Sytuacja wokół Wissy i Brentford staje się coraz bardziej napięta. Sam piłkarz wyraźnie zasygnalizował swoje pragnienie przenosin do Newcastle, nie ukrywając swojego entuzjazmu wobec możliwości gry na St James’ Park. Według doniesień, Wissa miał nawet postawić klubowi ultimatum, sugerując, że w przypadku nieuzyskania zgody na transfer, może przestać brać udział w treningach i meczach. Choć relacje między zawodnikiem a władzami Brentfordu uległy pewnej poprawie, czego dowodem był jego powrót do treningów z pierwszą drużyną, jego determinacja do opuszczenia klubu pozostaje niezachwiana.
Brentford z kolei konsekwentnie odmawia zatwierdzenia odejścia Wissy, nawet po sprowadzeniu Dango Ouattary z Bournemouth, zawodnika, który był postrzegany jako naturalny następca Wissy. Klub z Londynu już wcześniej doznał znaczącego osłabienia w linii ofensywnej na początku lata, tracąc Bryana Mbeumo na rzecz Manchesteru United. Utrata kolejnego kluczowego gracza w ataku byłaby dla nich bardzo dotkliwym ciosem, potencjalnie podważającym ich ambicje na nadchodzący sezon.
Wszystkie dotychczasowe działania Wissy zdają się potwierdzać jego chęć odejścia. Usunął on wszystkie wzmianki o Brentford ze swojego konta na Instagramie, co jest silnym sygnałem jego zamiarów. Dodatkowo, wczesne spotkanie z właścicielem Brentfordu, Matthew Benhamem, na początku tygodnia, przyniosło ożywienie rozmów z Newcastle. Sam fakt, że zawodnik powrócił z przedsezagowego tournee Brentford w lipcu znacznie wcześniej niż planowano, był wyraźnym wskaźnikiem jego niezadowolenia i pragnienia zmiany klubu.
Wpływ tej sytuacji na Brentford jest już odczuwalny.

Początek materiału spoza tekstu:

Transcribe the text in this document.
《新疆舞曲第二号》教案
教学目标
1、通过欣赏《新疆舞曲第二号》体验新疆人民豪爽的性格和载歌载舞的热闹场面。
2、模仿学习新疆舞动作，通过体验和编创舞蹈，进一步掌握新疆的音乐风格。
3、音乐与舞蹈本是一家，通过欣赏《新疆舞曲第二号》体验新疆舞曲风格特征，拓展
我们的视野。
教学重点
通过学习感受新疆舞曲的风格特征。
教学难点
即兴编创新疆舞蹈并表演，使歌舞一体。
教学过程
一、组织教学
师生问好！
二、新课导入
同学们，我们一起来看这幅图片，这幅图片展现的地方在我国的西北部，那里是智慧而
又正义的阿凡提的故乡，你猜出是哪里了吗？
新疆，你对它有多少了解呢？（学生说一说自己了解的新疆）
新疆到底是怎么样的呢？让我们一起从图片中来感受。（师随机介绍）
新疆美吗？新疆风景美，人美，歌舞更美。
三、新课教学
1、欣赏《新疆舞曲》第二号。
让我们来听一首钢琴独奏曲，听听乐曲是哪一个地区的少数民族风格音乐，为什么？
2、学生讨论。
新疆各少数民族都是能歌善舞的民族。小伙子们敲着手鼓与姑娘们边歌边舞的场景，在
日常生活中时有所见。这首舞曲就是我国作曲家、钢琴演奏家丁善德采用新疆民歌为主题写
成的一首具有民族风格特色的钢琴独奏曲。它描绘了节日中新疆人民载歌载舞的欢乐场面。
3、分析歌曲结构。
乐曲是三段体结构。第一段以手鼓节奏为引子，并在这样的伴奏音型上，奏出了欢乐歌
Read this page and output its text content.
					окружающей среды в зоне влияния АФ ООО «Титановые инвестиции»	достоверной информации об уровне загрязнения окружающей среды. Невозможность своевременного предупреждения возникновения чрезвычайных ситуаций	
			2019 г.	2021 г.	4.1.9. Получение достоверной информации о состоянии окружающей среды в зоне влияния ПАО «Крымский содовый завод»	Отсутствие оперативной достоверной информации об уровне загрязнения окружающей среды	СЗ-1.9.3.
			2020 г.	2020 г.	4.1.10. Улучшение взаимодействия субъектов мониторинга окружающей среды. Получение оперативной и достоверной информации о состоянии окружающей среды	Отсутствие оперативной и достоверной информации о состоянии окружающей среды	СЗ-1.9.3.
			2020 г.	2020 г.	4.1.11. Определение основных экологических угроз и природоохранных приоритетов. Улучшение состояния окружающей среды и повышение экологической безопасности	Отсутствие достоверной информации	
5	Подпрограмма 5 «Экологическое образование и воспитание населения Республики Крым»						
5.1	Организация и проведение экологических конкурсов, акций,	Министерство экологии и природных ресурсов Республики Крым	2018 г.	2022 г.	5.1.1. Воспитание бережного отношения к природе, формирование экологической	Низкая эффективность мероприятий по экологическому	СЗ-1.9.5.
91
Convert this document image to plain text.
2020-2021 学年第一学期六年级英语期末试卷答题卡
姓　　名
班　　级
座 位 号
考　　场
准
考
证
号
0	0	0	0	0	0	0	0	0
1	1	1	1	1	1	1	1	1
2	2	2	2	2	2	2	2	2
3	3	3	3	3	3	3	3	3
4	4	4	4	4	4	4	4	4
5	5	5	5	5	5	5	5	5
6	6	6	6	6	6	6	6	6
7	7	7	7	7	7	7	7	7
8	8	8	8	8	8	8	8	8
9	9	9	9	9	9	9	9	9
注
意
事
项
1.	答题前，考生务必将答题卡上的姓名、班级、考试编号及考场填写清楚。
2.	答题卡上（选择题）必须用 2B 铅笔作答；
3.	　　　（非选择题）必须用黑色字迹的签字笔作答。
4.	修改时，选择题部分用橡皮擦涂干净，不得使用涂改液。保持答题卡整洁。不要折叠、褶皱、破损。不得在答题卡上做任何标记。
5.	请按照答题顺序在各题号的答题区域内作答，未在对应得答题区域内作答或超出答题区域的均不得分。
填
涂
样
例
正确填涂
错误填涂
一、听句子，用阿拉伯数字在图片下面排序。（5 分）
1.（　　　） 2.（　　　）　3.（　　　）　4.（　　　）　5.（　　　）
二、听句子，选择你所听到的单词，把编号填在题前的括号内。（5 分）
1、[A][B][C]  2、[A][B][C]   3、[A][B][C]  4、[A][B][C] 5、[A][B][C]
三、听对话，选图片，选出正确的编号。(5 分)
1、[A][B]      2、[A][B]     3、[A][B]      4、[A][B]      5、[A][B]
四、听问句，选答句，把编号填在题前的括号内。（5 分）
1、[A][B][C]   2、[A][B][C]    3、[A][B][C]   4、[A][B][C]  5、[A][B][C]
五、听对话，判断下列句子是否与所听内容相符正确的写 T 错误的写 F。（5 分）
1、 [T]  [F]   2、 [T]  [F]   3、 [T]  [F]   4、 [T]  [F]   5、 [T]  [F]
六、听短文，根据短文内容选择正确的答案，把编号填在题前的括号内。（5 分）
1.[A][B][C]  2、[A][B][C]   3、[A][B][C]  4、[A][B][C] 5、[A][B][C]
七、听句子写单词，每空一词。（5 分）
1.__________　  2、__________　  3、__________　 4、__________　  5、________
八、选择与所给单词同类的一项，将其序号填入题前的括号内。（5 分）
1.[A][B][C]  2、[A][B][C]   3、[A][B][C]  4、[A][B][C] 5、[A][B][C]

Brak Wissy w składzie podczas niedawnej porażki 3-1 z Nottingham Forest podkreśla chaos i niepewność, jakie towarzyszą tej spornej transakcji. Jego odejście z pewnością pozostawiłoby znaczącą lukę w linii ofensywnej zespołu, którą należałoby pilnie zapełnić.
Przyszłość Yoane Wissy pozostaje niepewna i dynamiczna. Newcastle United naciska na sfinalizowanie transferu, podczas gdy Brentford zaciekle broni swojej wyceny zawodnika. Sytuacja może zostać rozwiązana w najbliższych dniach, jeśli oba kluby dojdą do porozumienia w kwestii ceny. Jednakże, niechęć Brentfordu do utraty kolejnego kluczowego gracza może znacząco przedłużyć negocjacje. Ta saga transferowa z pewnością będzie dalej ewoluować w nadchodzących dniach, a zarówno kluby, jak i sam zawodnik wydają się być zdeterminowani do jak najszybszego zakończenia tej niepewnej sytuacji.